Move the unwanted bytes using the shuffle mask.

Such an approach is fast but it requires possibly large tables. Indeed, if you load 16 bytes, you need a table with 65536 shuffle masks. Storing such large tables is not very practical.

Recent Intel processors have handy new instructions that do exactly what we want: they prune out unwanted bytes (vpcompressb). It requires a recent processor with AVX-512 VBMI2 such as Ice Lake, Rocket Lake, Alder Lake, or Tiger Lake processors. Intel makes it difficult to figure out which features is available on which processor, so you need to do some research to find out if your favorite Intel processors supports the desired instructions. AMD processors do not support VBMI2.

On top of the new instructions, AVX-512 also allows you process the data in larger blocks (64 bytes). Using Intel instructions, the code is almost readable. I create a register containing only the space byte, and I then iterate over my data, each time loading 64 bytes of data. I compare it with the space: I only want to keep values that are large (in byte values) than the space. I then call the compress instruction which takes out the unwanted bytes. I read at regular intervals (every 64 bytes) but I write a variable number of bytes, so I advance the write pointer by the number of set bits in my mask: I count those using a fast instruction (popcnt).

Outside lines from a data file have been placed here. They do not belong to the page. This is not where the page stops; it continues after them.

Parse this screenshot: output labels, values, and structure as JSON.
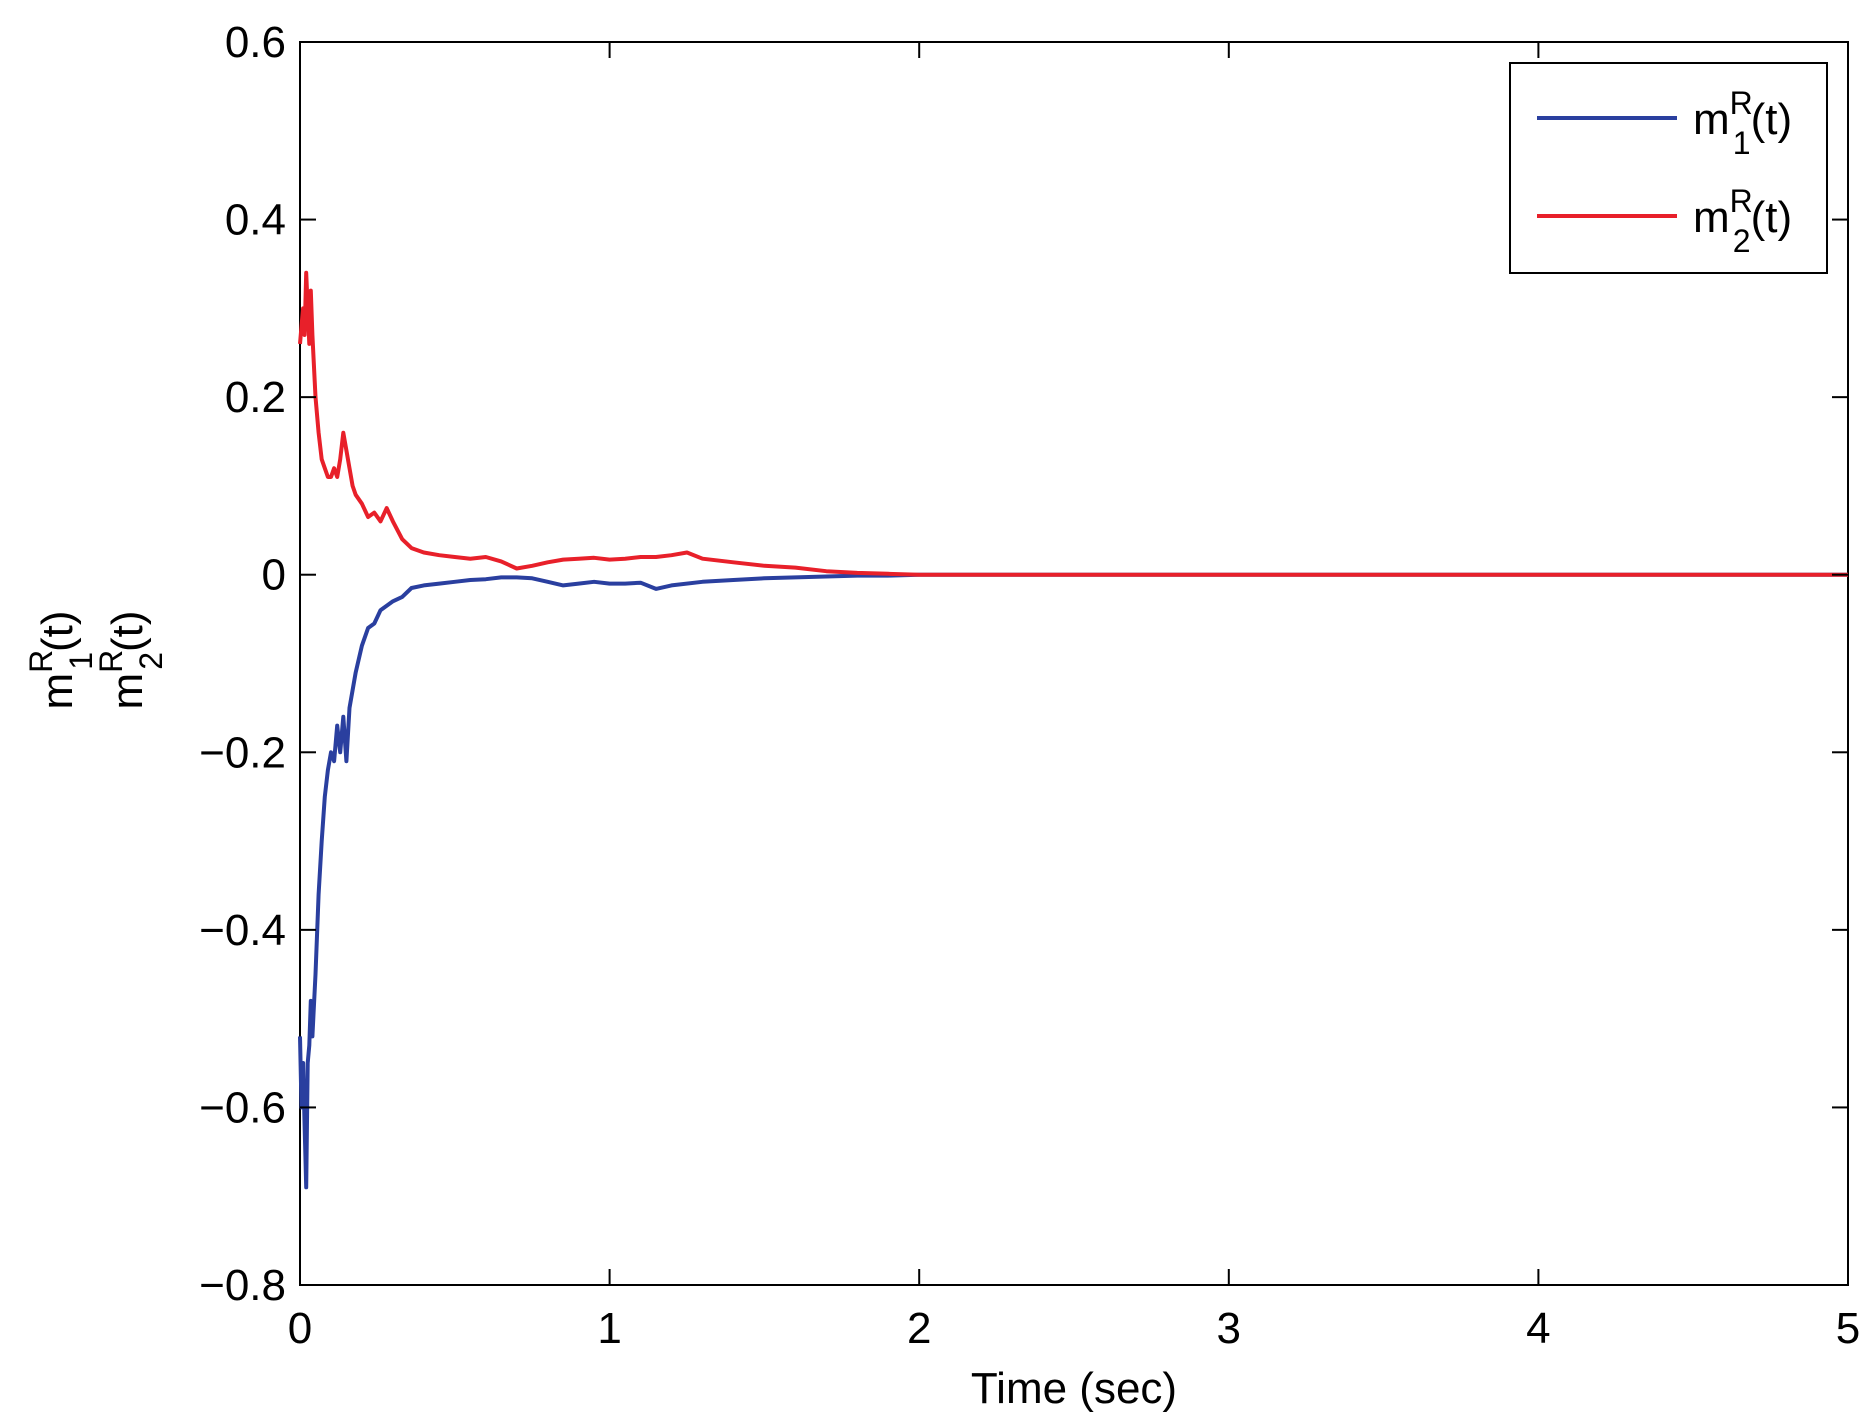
{
  "chart_data": {
    "type": "line",
    "xlabel": "Time (sec)",
    "ylabel": {
      "line1": {
        "base": "m",
        "sup": "R",
        "sub": "1",
        "tail": "(t)"
      },
      "line2": {
        "base": "m",
        "sup": "R",
        "sub": "2",
        "tail": "(t)"
      }
    },
    "xlim": [
      0,
      5
    ],
    "ylim": [
      -0.8,
      0.6
    ],
    "xticks": [
      0,
      1,
      2,
      3,
      4,
      5
    ],
    "xtick_labels": [
      "0",
      "1",
      "2",
      "3",
      "4",
      "5"
    ],
    "yticks": [
      -0.8,
      -0.6,
      -0.4,
      -0.2,
      0,
      0.2,
      0.4,
      0.6
    ],
    "ytick_labels": [
      "−0.8",
      "−0.6",
      "−0.4",
      "−0.2",
      "0",
      "0.2",
      "0.4",
      "0.6"
    ],
    "grid": false,
    "legend_position": "top-right",
    "series": [
      {
        "legend": {
          "base": "m",
          "sup": "R",
          "sub": "1",
          "tail": "(t)"
        },
        "color": "#2a3f9f",
        "x": [
          0,
          0.005,
          0.01,
          0.015,
          0.02,
          0.025,
          0.03,
          0.035,
          0.04,
          0.05,
          0.06,
          0.07,
          0.08,
          0.09,
          0.1,
          0.11,
          0.12,
          0.13,
          0.14,
          0.15,
          0.16,
          0.17,
          0.18,
          0.2,
          0.22,
          0.24,
          0.26,
          0.28,
          0.3,
          0.33,
          0.36,
          0.4,
          0.45,
          0.5,
          0.55,
          0.6,
          0.65,
          0.7,
          0.75,
          0.8,
          0.85,
          0.9,
          0.95,
          1.0,
          1.05,
          1.1,
          1.15,
          1.2,
          1.3,
          1.4,
          1.5,
          1.6,
          1.7,
          1.8,
          1.9,
          2.0,
          2.5,
          3.0,
          3.5,
          4.0,
          4.5,
          5.0
        ],
        "y": [
          -0.52,
          -0.6,
          -0.55,
          -0.62,
          -0.69,
          -0.55,
          -0.53,
          -0.48,
          -0.52,
          -0.45,
          -0.36,
          -0.3,
          -0.25,
          -0.22,
          -0.2,
          -0.21,
          -0.17,
          -0.2,
          -0.16,
          -0.21,
          -0.15,
          -0.13,
          -0.11,
          -0.08,
          -0.06,
          -0.055,
          -0.04,
          -0.035,
          -0.03,
          -0.025,
          -0.015,
          -0.012,
          -0.01,
          -0.008,
          -0.006,
          -0.005,
          -0.003,
          -0.003,
          -0.004,
          -0.008,
          -0.012,
          -0.01,
          -0.008,
          -0.01,
          -0.01,
          -0.009,
          -0.016,
          -0.012,
          -0.008,
          -0.006,
          -0.004,
          -0.003,
          -0.002,
          -0.001,
          -0.001,
          0,
          0,
          0,
          0,
          0,
          0,
          0
        ]
      },
      {
        "legend": {
          "base": "m",
          "sup": "R",
          "sub": "2",
          "tail": "(t)"
        },
        "color": "#e8202a",
        "x": [
          0,
          0.005,
          0.01,
          0.015,
          0.02,
          0.025,
          0.03,
          0.035,
          0.04,
          0.05,
          0.06,
          0.07,
          0.08,
          0.09,
          0.1,
          0.11,
          0.12,
          0.13,
          0.14,
          0.15,
          0.16,
          0.17,
          0.18,
          0.2,
          0.22,
          0.24,
          0.26,
          0.28,
          0.3,
          0.33,
          0.36,
          0.4,
          0.45,
          0.5,
          0.55,
          0.6,
          0.65,
          0.7,
          0.75,
          0.8,
          0.85,
          0.9,
          0.95,
          1.0,
          1.05,
          1.1,
          1.15,
          1.2,
          1.25,
          1.3,
          1.4,
          1.5,
          1.6,
          1.7,
          1.8,
          1.9,
          2.0,
          2.5,
          3.0,
          3.5,
          4.0,
          4.5,
          5.0
        ],
        "y": [
          0.26,
          0.28,
          0.3,
          0.27,
          0.34,
          0.3,
          0.26,
          0.32,
          0.27,
          0.2,
          0.16,
          0.13,
          0.12,
          0.11,
          0.11,
          0.12,
          0.11,
          0.13,
          0.16,
          0.14,
          0.12,
          0.1,
          0.09,
          0.08,
          0.065,
          0.07,
          0.06,
          0.075,
          0.06,
          0.04,
          0.03,
          0.025,
          0.022,
          0.02,
          0.018,
          0.02,
          0.015,
          0.007,
          0.01,
          0.014,
          0.017,
          0.018,
          0.019,
          0.017,
          0.018,
          0.02,
          0.02,
          0.022,
          0.025,
          0.018,
          0.014,
          0.01,
          0.008,
          0.004,
          0.002,
          0.001,
          0,
          0,
          0,
          0,
          0,
          0,
          0
        ]
      }
    ]
  }
}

  __m512i spaces = _mm512_set1_epi8(' ');
  size_t i = 0;
  for (; i + 63 < howmany; i += 64) {
    __m512i x = _mm512_loadu_si512(bytes + i);
    __mmask64  notwhite = _mm512_cmpgt_epi8_mask  (x, spaces);
    _mm512_mask_compressstoreu_epi8  (bytes + pos, notwhite, x);
    pos += _popcnt64(notwhite);
  }

I have updated the despacer library and its benchmark. With a Tiger Lake processor (3.3 GHz) and GCC 9 (Linux), I get the following results:

function	speed
conventional (despace32)	0.4 GB/s
SIMD with large lookup (sse42_despace_branchless)	2.0 GB/s
AVX-512 (vbmi2_despace)	8.5 GB/s

Your results will differ. Nevertheless, we find that AVX-512 is highly useful for this task and the related function surpasses all other such functions. It is not merely the raw speed, it is also the fact that we do not require a lookup table and that the code does not rely on branch prediction: there is no hard-to-predict branches that may harm your speed in practice.

The result should not surprise us since, for the first time, we almost have direct hardware support for the operation (“pruning unwanted bytes”). The downside is that few processors support the desired instruction set. And it is not clear whether AMD will ever support these fancy instructions.

I should conclude with Linus Torvalds take regarding AVX-512:

I hope AVX-512 dies a painful death, and that Intel starts fixing real problems instead of trying to create magic instructions to then create benchmarks that they can look good on

I cannot predict what will happen to Intel or AVX-512, but if the past is any indication, specialized and powerful instructions have a bright future.